Времена и люди. Разговор с другом - [63]
«Новинская операция, — читал Камышин, — принадлежит к одной из замечательных боевых операций времен Великой Отечественной войны». Он перелистал несколько страниц, где автор весьма горячо излагал свою точку зрения на то, почему он считает Новинскую операцию одной из наиболее замечательных. Это была победа, ярко доказавшая торжество советской военной науки.
«Ну это уж и не так интересно, — подумал Камышин успокоительно, как будто только того и боялся, что статья будет интересной. — Ничего особенного, и слог тяжелый…»
Никаких особых откровений не было и дальше, да и слог не становился живее. Но чем дальше читал Камышин, тем больше он втягивался в чтение.
Он заново слышал тишину, по-особому глубокую перед боем, когда все и каждый сосредоточены на деле, им предстоящем.
«Перенос огня», «сближение с противником»… — Иван Алексеевич не искал новых слов, да, может быть, и не нашел бы лучше, чем эти.
Как бы ни была велика и разнообразна военная техника, какие бы новые изменения и усовершенствования в ней ни произошли, навсегда останется решающей именно та минута, когда солдат идет навстречу врагу. Этой минуты ждет и рядовой, и Верховный Главнокомандующий.
Сейчас Камышину казалось, что он заново все переживает: смотрит на секундомер, бросок вперед, теперь вперед, только вперед! И это славное движение уже совершено по всему фронту…
Уже близко немецкая траншея, осталось двести метров… двести метров… всего только двести метров.

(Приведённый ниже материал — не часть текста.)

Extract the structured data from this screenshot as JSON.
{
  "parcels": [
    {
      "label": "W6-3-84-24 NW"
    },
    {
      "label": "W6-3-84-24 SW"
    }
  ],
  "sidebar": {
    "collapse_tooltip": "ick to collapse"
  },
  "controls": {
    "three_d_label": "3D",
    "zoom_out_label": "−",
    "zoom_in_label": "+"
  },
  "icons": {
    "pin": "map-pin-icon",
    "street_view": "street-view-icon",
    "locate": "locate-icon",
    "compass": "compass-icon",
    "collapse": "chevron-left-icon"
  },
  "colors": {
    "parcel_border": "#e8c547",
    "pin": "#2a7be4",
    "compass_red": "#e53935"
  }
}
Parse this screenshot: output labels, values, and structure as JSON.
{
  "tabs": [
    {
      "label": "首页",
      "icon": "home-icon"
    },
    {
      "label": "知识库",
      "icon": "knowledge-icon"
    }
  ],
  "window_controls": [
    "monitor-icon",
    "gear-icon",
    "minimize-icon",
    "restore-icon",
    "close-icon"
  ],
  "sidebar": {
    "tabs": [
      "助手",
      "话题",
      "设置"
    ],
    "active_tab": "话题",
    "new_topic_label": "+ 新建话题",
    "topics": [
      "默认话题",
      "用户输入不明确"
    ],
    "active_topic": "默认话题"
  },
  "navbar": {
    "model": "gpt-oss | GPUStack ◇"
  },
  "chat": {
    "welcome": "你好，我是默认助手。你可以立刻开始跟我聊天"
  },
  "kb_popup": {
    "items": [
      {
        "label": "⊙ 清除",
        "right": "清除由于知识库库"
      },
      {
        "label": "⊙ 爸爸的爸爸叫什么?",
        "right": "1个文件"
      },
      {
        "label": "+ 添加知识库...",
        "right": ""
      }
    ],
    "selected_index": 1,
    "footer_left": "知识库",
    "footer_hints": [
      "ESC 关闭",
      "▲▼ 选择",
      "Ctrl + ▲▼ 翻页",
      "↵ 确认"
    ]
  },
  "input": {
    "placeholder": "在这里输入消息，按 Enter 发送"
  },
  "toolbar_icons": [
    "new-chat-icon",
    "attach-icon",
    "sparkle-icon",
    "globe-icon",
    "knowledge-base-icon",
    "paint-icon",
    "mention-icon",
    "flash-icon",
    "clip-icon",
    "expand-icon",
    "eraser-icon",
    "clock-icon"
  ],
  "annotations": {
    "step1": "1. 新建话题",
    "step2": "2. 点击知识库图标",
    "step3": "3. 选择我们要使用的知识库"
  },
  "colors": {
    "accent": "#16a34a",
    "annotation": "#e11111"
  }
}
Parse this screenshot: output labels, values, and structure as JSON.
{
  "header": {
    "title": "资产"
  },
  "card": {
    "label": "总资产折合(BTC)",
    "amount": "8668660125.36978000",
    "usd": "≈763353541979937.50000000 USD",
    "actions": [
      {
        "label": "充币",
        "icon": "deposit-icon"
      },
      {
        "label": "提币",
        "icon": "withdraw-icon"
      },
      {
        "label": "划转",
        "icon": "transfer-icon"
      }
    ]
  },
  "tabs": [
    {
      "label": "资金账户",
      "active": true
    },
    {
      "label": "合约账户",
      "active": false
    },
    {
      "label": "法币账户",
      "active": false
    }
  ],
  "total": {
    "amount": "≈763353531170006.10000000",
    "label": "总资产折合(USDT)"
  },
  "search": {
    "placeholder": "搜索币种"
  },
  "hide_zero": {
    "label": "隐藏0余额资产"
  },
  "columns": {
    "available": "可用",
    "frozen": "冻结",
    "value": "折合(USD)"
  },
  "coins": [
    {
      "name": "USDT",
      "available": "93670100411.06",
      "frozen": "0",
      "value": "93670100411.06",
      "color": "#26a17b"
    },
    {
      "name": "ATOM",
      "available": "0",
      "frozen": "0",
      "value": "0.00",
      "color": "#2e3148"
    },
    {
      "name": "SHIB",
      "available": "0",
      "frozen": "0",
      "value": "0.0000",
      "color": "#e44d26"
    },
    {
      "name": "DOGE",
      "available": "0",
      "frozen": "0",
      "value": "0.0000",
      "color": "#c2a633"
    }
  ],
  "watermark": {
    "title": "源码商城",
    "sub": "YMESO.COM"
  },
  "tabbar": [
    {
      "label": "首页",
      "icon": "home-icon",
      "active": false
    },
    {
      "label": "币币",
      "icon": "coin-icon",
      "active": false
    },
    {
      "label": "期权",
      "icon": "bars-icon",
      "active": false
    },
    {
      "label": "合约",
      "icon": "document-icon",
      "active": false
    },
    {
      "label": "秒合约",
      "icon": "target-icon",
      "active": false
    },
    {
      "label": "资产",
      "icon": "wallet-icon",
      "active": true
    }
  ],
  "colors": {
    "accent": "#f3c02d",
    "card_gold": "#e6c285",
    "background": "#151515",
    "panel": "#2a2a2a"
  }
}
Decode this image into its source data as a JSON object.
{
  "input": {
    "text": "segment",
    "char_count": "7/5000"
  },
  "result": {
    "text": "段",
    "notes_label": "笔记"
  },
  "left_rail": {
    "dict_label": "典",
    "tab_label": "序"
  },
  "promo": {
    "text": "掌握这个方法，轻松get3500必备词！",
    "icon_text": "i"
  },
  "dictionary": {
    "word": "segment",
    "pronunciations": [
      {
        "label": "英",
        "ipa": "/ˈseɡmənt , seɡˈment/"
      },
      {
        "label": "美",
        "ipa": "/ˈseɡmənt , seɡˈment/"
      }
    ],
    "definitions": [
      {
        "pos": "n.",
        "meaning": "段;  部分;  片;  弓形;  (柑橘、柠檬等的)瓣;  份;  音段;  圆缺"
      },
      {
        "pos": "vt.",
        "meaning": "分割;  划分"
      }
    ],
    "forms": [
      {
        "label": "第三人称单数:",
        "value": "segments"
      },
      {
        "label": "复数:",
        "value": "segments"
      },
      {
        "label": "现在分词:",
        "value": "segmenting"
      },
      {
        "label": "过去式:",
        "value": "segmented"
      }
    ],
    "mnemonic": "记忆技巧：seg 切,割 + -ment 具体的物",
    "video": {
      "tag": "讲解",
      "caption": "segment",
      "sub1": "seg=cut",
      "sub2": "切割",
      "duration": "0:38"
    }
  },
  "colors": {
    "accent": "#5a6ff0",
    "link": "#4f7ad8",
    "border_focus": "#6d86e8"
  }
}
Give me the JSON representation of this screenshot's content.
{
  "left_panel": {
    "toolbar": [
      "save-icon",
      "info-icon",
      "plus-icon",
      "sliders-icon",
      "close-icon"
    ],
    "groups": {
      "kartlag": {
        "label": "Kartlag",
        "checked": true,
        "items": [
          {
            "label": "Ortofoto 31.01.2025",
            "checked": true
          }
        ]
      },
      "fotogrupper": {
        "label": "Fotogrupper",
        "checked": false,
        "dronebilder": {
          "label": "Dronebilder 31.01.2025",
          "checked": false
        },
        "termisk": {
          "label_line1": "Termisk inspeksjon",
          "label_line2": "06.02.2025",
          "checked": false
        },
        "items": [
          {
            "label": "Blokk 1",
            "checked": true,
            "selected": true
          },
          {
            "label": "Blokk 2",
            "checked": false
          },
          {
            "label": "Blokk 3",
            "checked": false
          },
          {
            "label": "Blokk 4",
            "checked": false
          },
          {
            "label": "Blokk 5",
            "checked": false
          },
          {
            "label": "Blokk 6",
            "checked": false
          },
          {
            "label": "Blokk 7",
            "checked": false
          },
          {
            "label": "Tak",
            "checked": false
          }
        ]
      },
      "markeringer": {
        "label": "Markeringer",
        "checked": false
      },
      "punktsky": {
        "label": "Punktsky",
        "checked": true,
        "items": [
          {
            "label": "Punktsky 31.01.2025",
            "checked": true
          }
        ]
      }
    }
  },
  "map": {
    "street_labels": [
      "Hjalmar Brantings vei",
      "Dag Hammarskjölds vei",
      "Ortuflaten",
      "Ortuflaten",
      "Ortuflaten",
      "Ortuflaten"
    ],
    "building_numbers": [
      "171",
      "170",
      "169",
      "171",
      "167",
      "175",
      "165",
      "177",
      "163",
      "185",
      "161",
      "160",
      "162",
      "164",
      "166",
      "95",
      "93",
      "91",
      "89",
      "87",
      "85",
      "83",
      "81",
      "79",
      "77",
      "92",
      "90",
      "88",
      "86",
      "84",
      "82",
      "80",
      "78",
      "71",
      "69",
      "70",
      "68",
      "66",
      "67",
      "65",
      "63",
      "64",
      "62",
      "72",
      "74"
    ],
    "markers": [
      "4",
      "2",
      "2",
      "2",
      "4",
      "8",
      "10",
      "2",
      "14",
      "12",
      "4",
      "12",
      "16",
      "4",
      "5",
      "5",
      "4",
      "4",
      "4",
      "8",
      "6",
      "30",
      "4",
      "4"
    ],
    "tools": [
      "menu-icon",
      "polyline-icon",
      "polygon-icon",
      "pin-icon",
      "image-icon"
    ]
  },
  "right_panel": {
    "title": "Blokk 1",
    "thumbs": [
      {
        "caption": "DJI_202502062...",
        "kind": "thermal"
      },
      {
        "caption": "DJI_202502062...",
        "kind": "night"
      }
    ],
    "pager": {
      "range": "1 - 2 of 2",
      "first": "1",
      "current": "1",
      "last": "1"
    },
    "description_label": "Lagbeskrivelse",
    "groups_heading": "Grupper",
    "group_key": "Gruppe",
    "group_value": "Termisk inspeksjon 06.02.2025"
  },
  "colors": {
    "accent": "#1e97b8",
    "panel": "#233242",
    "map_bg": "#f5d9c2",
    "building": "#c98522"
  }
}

«Полк был в двухстах метрах от первой траншеи, когда противник открыл губительный огонь из всех огневых средств», — писал Иван Алексеевич, а Камышин ясно слышал, как пискнула телефонная трубка и чей-то чужой, далекий голос сказал:
— Товарищ двадцать семь, лежим, головы не поднять.
Полк залег в двухстах метрах от немцев. Камышин был там и пробовал поднять людей. Рота Федорова прошла еще пятьдесят метров и снова залегла.
Память дана каждому человеку, но у того, кто привык лгать, память обросла тяжелым жиром. Не очень-то она ему и нужна, если из прошлого надо вытащить только то, что сегодня в цене. Правдивый же человек бережет свою память, как оружие, которое не продается и не покупается.
Камышину казалось, что Иван Алексеевич пишет не о том, что он пережил в то страшное утро, а о том, что пережил тогда сам Камышин. Ведь он же не раз думал: «Далеко от противника оборудовали исходные позиции, надо было ближе. Танки опоздали не по своей вине. Не было достаточно хорошо налажено взаимодействие с артиллерией. А у Северова это было. Потому и удар его оказался сокрушительным». Это были его собственные, камышинские мысли, которые только излагал Иван Алексеевич… Но Камышин уже понимал, что это были не только его собственные мысли, — об этом думали все те, кто больше суток пролежал на зимнем новинском болоте.
Камышин быстро, словно обжигаясь, листал статью Ивана Алексеевича. Светало, когда он ее закончил. Он вспомнил о том, что не хотел читать, а потом, когда решился, то хотел это скрыть, и ему стало стыдно. И чтобы не мучить свою совесть, он начал думать, как утром, едва придя в штаб, вызовет Федорова и скажет ему спасибо. Обнимет его и скажет спасибо.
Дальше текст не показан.